For the sample data, comparisons between sites in the same settlement cluster all display relatively high probability values whereas comparisons between sites in different settlement clusters all have quite low probability values. This suggests that the differences between sites in different clusters are not likely the result of sampling error. Conversely, minor differences in similarity values among sites in the same settlement cluster are similar to what might be expected by chance. Thus, minor differences among sites in the same area are likely attributable, at least in part, to sampling error.
It is also be possible to calculate probabilities based on some distribution other than the global pool of all samples (DeBoer et al. 1996). In order to do this, replace the section of the script calling the "p.grp" object with the following:
p.grp <- as.matrix(read.table(file='prob.csv',sep=',',header=T))

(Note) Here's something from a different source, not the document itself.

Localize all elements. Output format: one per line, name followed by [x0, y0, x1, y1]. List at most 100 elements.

Place a tabular *.csv file in the R working directory named "prob.csv" in the following format. The first row should provide variable names and the second row should provide the proportions of each variable to be used in the random sampling procedure. The variables must be exactly the same as in the original data file. Such a procedure might be useful if you wanted to compare the proportional representation of objects away from where they are produced to the proportions in the production area (e.g., Bernardini 2005).
Bernardini, Wesley 2005 Hopi Oral Tradition and the Archaeology of Identity. University of Arizona Press, Tucson.
DeBoer, Warren R., Keith W. Kintigh, and Arthur G. Rostoker 1996 Ceramic Seriation and Site Reoccupation in Lowland South America. Latin American Antiquity, 7(3):263-278.
Huntley, Deborah L. 2004 Interaction, Boundaries, and Identities: A Multiscalar Approach to the Organizational Scale of Pueblo IV Zuni Society. Ph.D. Dissertation, Arizona State University.
Huntley, Deborah L. 2008 Ancestral Zuni Glaze-Decorated Pottery: Viewing Pueblo IV Regional Organization through Ceramic Production and Exchange. Anthropological Papers No. 72. University of Arizona Press, Tucson.